Tree ensembles are widely used machine learning models, known for their effectiveness in supervised classification and regression tasks. Their performance derives from aggregating predictions of multiple decision trees, which are renowned for their interpretability properties. However, tree ensemble models do not reliably exhibit interpretable output. Our work aims to extract an optimized list of rules from a trained tree ensemble, providing the user with a condensed, interpretable model that retains most of the predictive power of the full model. Our approach consists of solving a set partitioning problem formulated through Integer Programming. The extracted list of rules is unweighted and defines a partition of the training data, assigning each instance to exactly one rule, and thereby simplifying the explanation process. The proposed method works with tabular or time series data, for both classification and regression tasks, and its flexible formulation can include any arbitrary loss or regularization functions.
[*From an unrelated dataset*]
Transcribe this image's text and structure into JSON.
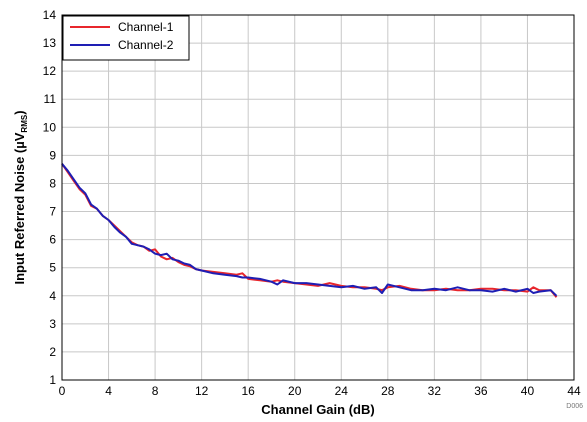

Our computational experiments offer statistically significant evidence that our method performs comparably to several rule extraction methods in terms of predictive performance and fidelity towards the tree ensemble. Moreover, we empirically show that the proposed method effectively extracts interpretable rules from tree ensembles that are designed for time series data.

查看原文本刊更多论文

一种通过整数规划从树集成中提取可解释规则的统一方法

树集成是广泛使用的机器学习模型，以其在监督分类和回归任务中的有效性而闻名。它们的性能来源于多个决策树的聚合预测，这些决策树以其可解释性而闻名。然而，树集成模型不能可靠地显示可解释的输出。我们的工作旨在从训练树集成中提取优化的规则列表，为用户提供一个浓缩的、可解释的模型，该模型保留了完整模型的大部分预测能力。我们的方法包括解决一个通过整数规划制定的集划分问题。提取的规则列表是不加权的，并定义了训练数据的一个分区，将每个实例精确地分配给一个规则，从而简化了解释过程。所提出的方法适用于表格或时间序列数据，用于分类和回归任务，其灵活的公式可以包括任何任意损失或正则化函数。我们的计算实验提供了统计上显著的证据，表明我们的方法在预测性能和对树集合的保真度方面与几种规则提取方法相当。此外，我们的经验表明，该方法可以有效地从为时间序列数据设计的树集成中提取可解释的规则。

本文章由计算机程序翻译，如有差异，请以英文原文为准。

求助全文

约1分钟内获得全文求助全文

来源期刊

Computers & Operations Research 工程技术-工程：工业

CiteScore

8.60

自引率

8.70%

发文量

292

审稿时长

8.5 months

期刊介绍： Operations research and computers meet in a large number of scientific fields, many of which are of vital current concern to our troubled society. These include, among others, ecology, transportation, safety, reliability, urban planning, economics, inventory control, investment strategy and logistics (including reverse logistics). Computers & Operations Research provides an international forum for the application of computers and operations research techniques to problems in these and related fields.